Can You Tell Free Python Art from Multi-Million Dollar Pieces?
Follow along for a Python generative art tutorial, inspired by Piet Mondrian and Josef Albers. From Code to Canvas, Part I.
One of these pieces has been generated by Python and the rest are Piet Mondrian originals. Which one is the odd one out? I’ll give you the answer a few paragraphs down but first I need to tell you why I am using Python for art generation and not a fancy Gen-AI tool.
As a creative art enthusiast born with zero artistic skills, I saw the launch of DALL-E and others as the opportunity to cover my entire flat in “my” masterpieces without needing to master a brush.
That wasn't the case and my walls remain a blank canvas. I didn’t manage to create anything display-worthy, but most importantly — DALL-E killed the vibe.
Why?
Because most of the magic in art comes from feeling our way through the creative process. It’s a journey — not just an outcome. AI art felt too dictated, too random, and too cold for me.
So that got me thinking: is there a sweet middle spot? Is there a way to have random but controlled generative art and still get that dopamine/pride moment of a finished piece? And needless to say, without actual artistic skills?
In this article I will show you how I created two museum-worthy art pieces, and we will uncover which is the Mondrian impostor.
How to create Piet Mondrian fakes
For my first Generative Art piece, I’ve taken inspiration from Piet Mondrian, a pioneer of abstract art. His work is presented as an abstract arrangement of lines, colours and shapes.
Here is a little sample of some of his most iconic pieces:
Do you know which one is the impostor already?
If you’re interested in giving it a try, you just have to install the “mondrian-maker” Python package to paint new pieces like this:
The mondrian-maker package was created by Andrew Bowen and is published under a GNU General Public License.
from mondrian_maker.mondrian import mondrian
m = mondrian()
m.make_mondrian()
Part of the fun is that a new piece will be generated every time you call make_mondrian(). Not all of them will be “painting-worthy” so I generated 100 and chose my favourites.
for i in range(0,100):
f,ax=m.make_mondrian()
f.savefig(f"{i}_mondrian.png")
And the answer to the Python or original game? The impostor is the third one from the left😉. The rest of the pieces are (from left to right): Composition No. I with Red and Blue (1938); Composition with Red, Yellow and Blue (1942); Composition No.10 (1939)

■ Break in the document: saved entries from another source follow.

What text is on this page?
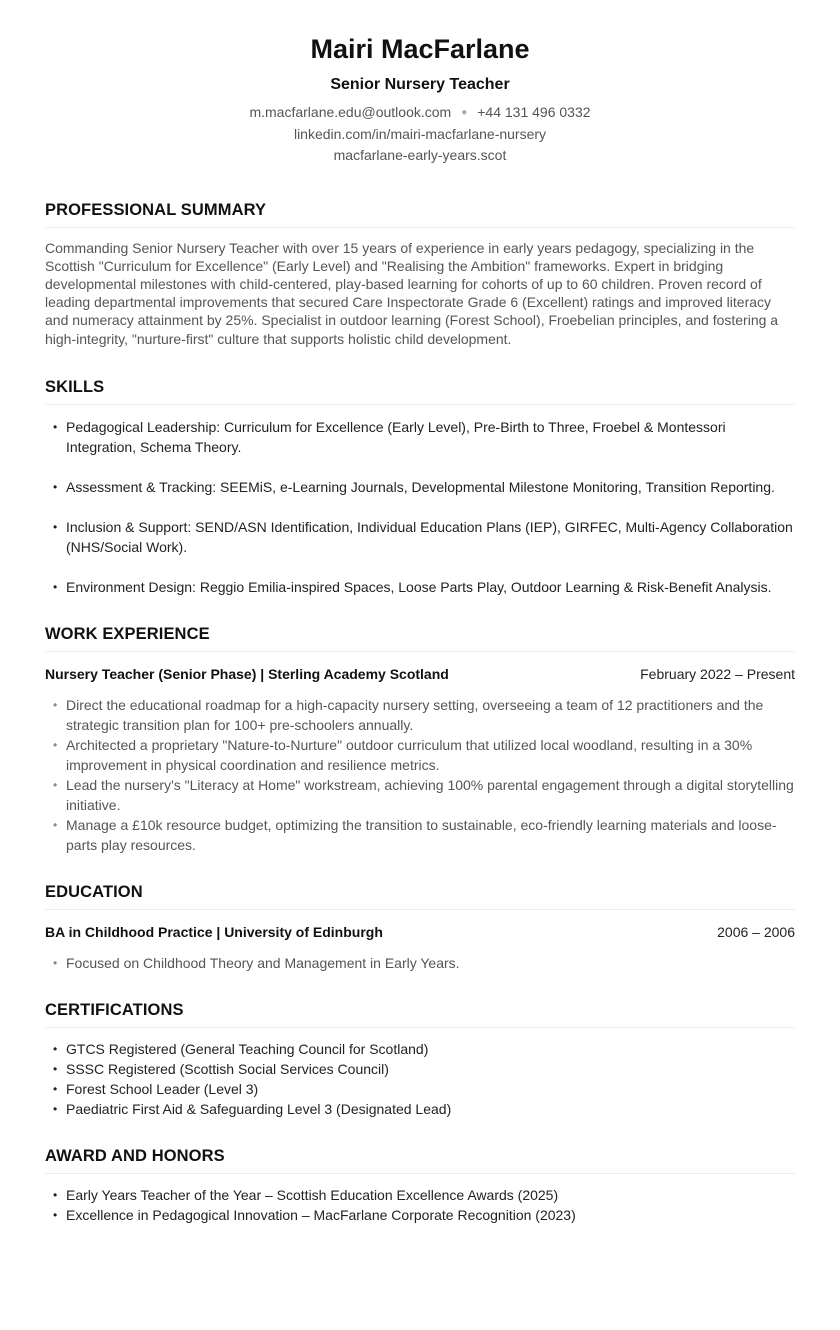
Mairi MacFarlane
Senior Nursery Teacher
m.macfarlane.edu@outlook.com ● +44 131 496 0332
linkedin.com/in/mairi-macfarlane-nursery
macfarlane-early-years.scot
PROFESSIONAL SUMMARY
Commanding Senior Nursery Teacher with over 15 years of experience in early years pedagogy, specializing in the Scottish "Curriculum for Excellence" (Early Level) and "Realising the Ambition" frameworks. Expert in bridging developmental milestones with child-centered, play-based learning for cohorts of up to 60 children. Proven record of leading departmental improvements that secured Care Inspectorate Grade 6 (Excellent) ratings and improved literacy and numeracy attainment by 25%. Specialist in outdoor learning (Forest School), Froebelian principles, and fostering a high-integrity, "nurture-first" culture that supports holistic child development.
SKILLS
• Pedagogical Leadership: Curriculum for Excellence (Early Level), Pre-Birth to Three, Froebel & Montessori Integration, Schema Theory.
• Assessment & Tracking: SEEMiS, e-Learning Journals, Developmental Milestone Monitoring, Transition Reporting.
• Inclusion & Support: SEND/ASN Identification, Individual Education Plans (IEP), GIRFEC, Multi-Agency Collaboration (NHS/Social Work).
• Environment Design: Reggio Emilia-inspired Spaces, Loose Parts Play, Outdoor Learning & Risk-Benefit Analysis.
WORK EXPERIENCE
Nursery Teacher (Senior Phase) | Sterling Academy Scotland	February 2022 – Present
• Direct the educational roadmap for a high-capacity nursery setting, overseeing a team of 12 practitioners and the strategic transition plan for 100+ pre-schoolers annually.
• Architected a proprietary "Nature-to-Nurture" outdoor curriculum that utilized local woodland, resulting in a 30% improvement in physical coordination and resilience metrics.
• Lead the nursery's "Literacy at Home" workstream, achieving 100% parental engagement through a digital storytelling initiative.
• Manage a £10k resource budget, optimizing the transition to sustainable, eco-friendly learning materials and loose-parts play resources.
EDUCATION
BA in Childhood Practice | University of Edinburgh	2006 – 2006
• Focused on Childhood Theory and Management in Early Years.
CERTIFICATIONS
• GTCS Registered (General Teaching Council for Scotland)
• SSSC Registered (Scottish Social Services Council)
• Forest School Leader (Level 3)
• Paediatric First Aid & Safeguarding Level 3 (Designated Lead)
AWARD AND HONORS
• Early Years Teacher of the Year – Scottish Education Excellence Awards (2025)
• Excellence in Pedagogical Innovation – MacFarlane Corporate Recognition (2023)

Did you guess right? Let me know in the comments!
Keep reading if you want to know how to recreate another thousand-dollar art piece:
Josef Albers — Homage to the Square
While Mondrian’s work really caught my attention, I wanted to start from scratch and make something of my own. That’s why I turned to Josef Albers’ Homage to the Square series. I am drawn to the way he played with perspective and colour, plus there’s something about the “simple” look that felt like the right place to dive in. Judge by yourself:
Now, before we start drawing squares, there are two key secrets for Python generative art that you should know:
- Reproducibility: We want our art to be random but also to be able to generate the exact painting again. By using numpy.random.seed() we can make sure that random numbers remain the same across different runs.
import numpy as np
constant=12
np.random.seed(constant)
# From now on all generated random numbers are reproducible if constant=12
# To get different random numbers, choose a new constant
- Colour theory: Artists use combinations of colours to generate visually appealing colour palettes. The coding secret for this is to use MetBrewer, a Python library that contains 56 beautiful palettes inspired by works at the Metropolitan Museum of Art in New York.

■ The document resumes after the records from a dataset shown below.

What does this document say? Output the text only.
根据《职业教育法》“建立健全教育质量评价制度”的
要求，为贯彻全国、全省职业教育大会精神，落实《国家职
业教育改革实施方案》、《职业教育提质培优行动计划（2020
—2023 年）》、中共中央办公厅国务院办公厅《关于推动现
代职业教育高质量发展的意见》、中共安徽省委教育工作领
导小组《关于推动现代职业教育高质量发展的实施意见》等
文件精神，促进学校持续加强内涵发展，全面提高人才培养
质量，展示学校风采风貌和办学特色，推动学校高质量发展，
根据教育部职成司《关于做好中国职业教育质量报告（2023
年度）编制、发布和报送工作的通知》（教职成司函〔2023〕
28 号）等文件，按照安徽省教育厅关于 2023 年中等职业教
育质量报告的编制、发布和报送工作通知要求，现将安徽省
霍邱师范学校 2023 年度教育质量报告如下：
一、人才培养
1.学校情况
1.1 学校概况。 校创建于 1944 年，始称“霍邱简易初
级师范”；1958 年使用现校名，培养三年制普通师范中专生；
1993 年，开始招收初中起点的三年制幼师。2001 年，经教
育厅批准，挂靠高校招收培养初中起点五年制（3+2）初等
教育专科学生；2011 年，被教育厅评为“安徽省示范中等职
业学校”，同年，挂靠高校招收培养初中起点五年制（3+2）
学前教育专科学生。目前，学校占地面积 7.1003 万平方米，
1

from met_brewer import met_brew
palette=met_brew(name="Hokusai3", brew_type="discrete")
🎨Now we are ready to start painting!🎨
Spoiler alert: the next blocks of code reveal how to create an Homage to the Square lookalike painting, skip them if you prefer to try it yourself first.
1- I first build a function that generates the following:
- The 4 edges of a square (x0,x1,y0,y1)
- A random colour for each square
from numpy import random
def rectangle_generator(palette):
rectangle=[]
big={'x0': 0, 'y0': 0, 'x1': 1, 'y1': 1,'color':palette[random.randint(len(palette))]}
rectangle.append(big)
middle={'x0': 0.1, 'y0': 0.05, 'x1': 0.9, 'y1': 0.85,'color':palette[random.randint(len(palette))]}
rectangle.append(middle)
small={'x0': 0.2, 'y0': 0.1, 'x1': 0.8, 'y1': 0.7,'color':palette[random.randint(len(palette))]}
rectangle.append(small)
tiny={'x0': 0.3, 'y0': 0.15, 'x1': 0.7, 'y1': 0.55,'color':palette[random.randint(len(palette))]}
rectangle.append(tiny)
return rectangle
2- I then plotted each square coordinate with Plotly
import plotly.graph_objects as go
import plotly.express as px
import numpy as np
from met_brewer import met_brew
import plotly.io as pio
#For reproducibility
np.random.seed(73)
#Choose a beautiful palette from met_brewer
palette=met_brew(name="Morgenstern", n=30,brew_type="continuous")

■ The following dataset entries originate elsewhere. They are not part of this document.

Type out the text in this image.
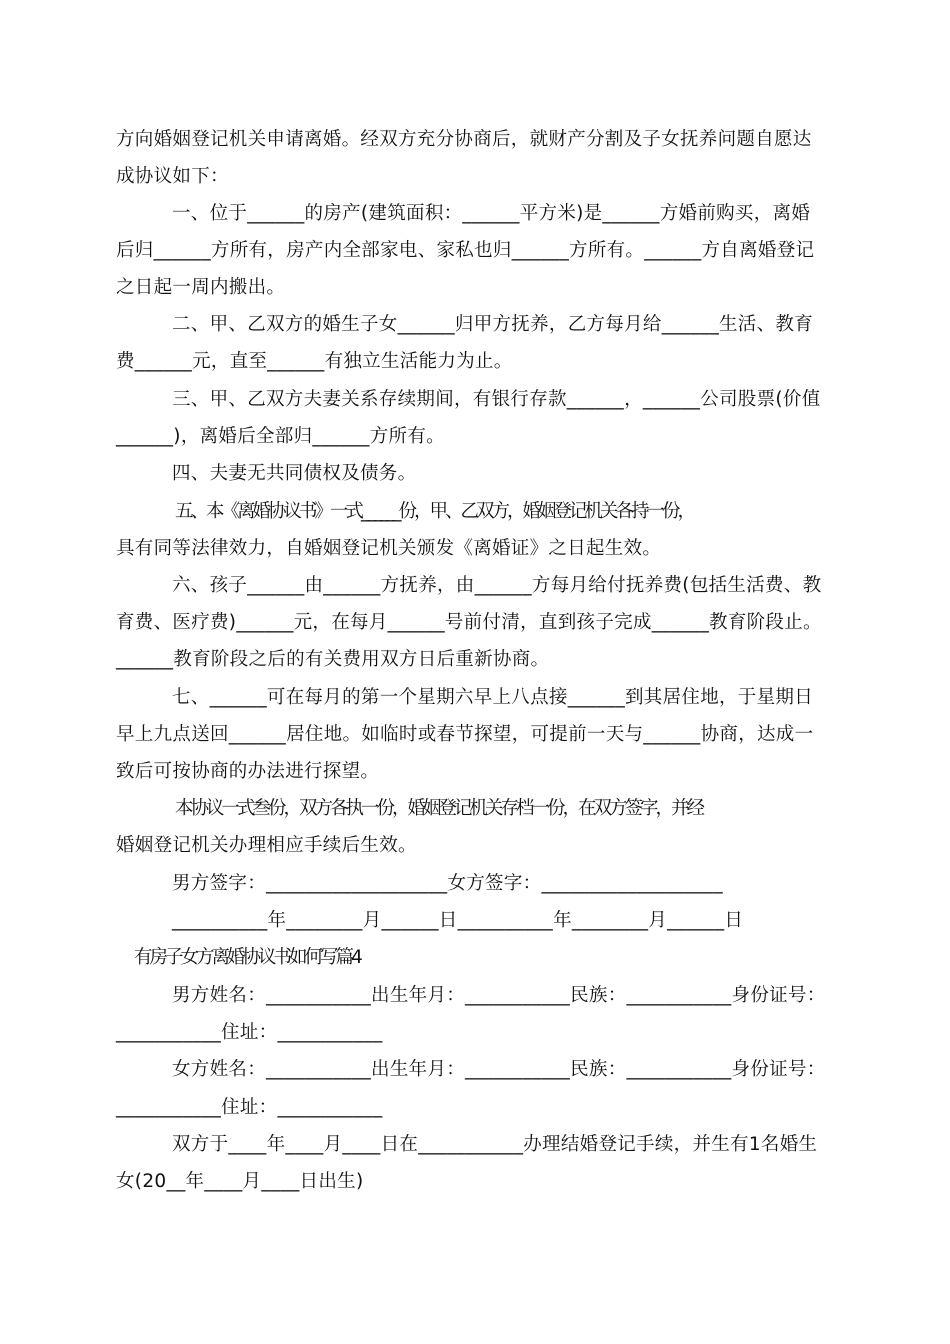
方向婚姻登记机关申请离婚。经双方充分协商后，就财产分割及子女抚养问题自愿达
成协议如下：
一、位于______的房产(建筑面积：______平方米)是______方婚前购买，离婚
后归______方所有，房产内全部家电、家私也归______方所有。______方自离婚登记
之日起一周内搬出。
二、甲、乙双方的婚生子女______归甲方抚养，乙方每月给______生活、教育
费______元，直至______有独立生活能力为止。
三、甲、乙双方夫妻关系存续期间，有银行存款______，______公司股票(价值
______)，离婚后全部归______方所有。
四、夫妻无共同债权及债务。
五、本《离婚协议书》一式______份，甲、乙双方，婚姻登记机关各持一份，
具有同等法律效力，自婚姻登记机关颁发《离婚证》之日起生效。
六、孩子______由______方抚养，由______方每月给付抚养费(包括生活费、教
育费、医疗费)______元，在每月______号前付清，直到孩子完成______教育阶段止。
______教育阶段之后的有关费用双方日后重新协商。
七、______可在每月的第一个星期六早上八点接______到其居住地，于星期日
早上九点送回______居住地。如临时或春节探望，可提前一天与______协商，达成一
致后可按协商的办法进行探望。
本协议一式叁份，双方各执一份，婚姻登记机关存档一份，在双方签字，并经
婚姻登记机关办理相应手续后生效。
男方签字：___________________女方签字：___________________
__________年________月______日__________年________月______日
有房子女方离婚协议书如何写篇4
男方姓名：___________出生年月：___________民族：___________身份证号：
___________住址：___________
女方姓名：___________出生年月：___________民族：___________身份证号：
___________住址：___________
双方于____年____月____日在___________办理结婚登记手续，并生有1名婚生
女(20__年____月____日出生)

# Generate rectangles with defined palette
rectangles=rectangle_generator(palette)
# Plot!
# Setting canvas
fig=go.Figure()
fig.update_layout(
autosize=False,
width=800,
height=800,
)
fig.update_xaxes(range=[0, 1], showgrid=False,visible=False)
fig.update_yaxes(range=[0, 1],visible=False)
# Start painting
for rect in rectangles:
fig.add_shape(
type="rect",
x0=rect['x0'],y0=rect['y0'],
x1=rect['x1'],y1=rect['y1'],
line=dict(color=rect['color'],
width=2,),
fillcolor=rect['color']
)
fig.update_shapes(dict(xref='x', yref='y'))
fig.show()
pio.write_image(fig, "73morgensternplot.png", format="png", width=800, height=800, scale=3)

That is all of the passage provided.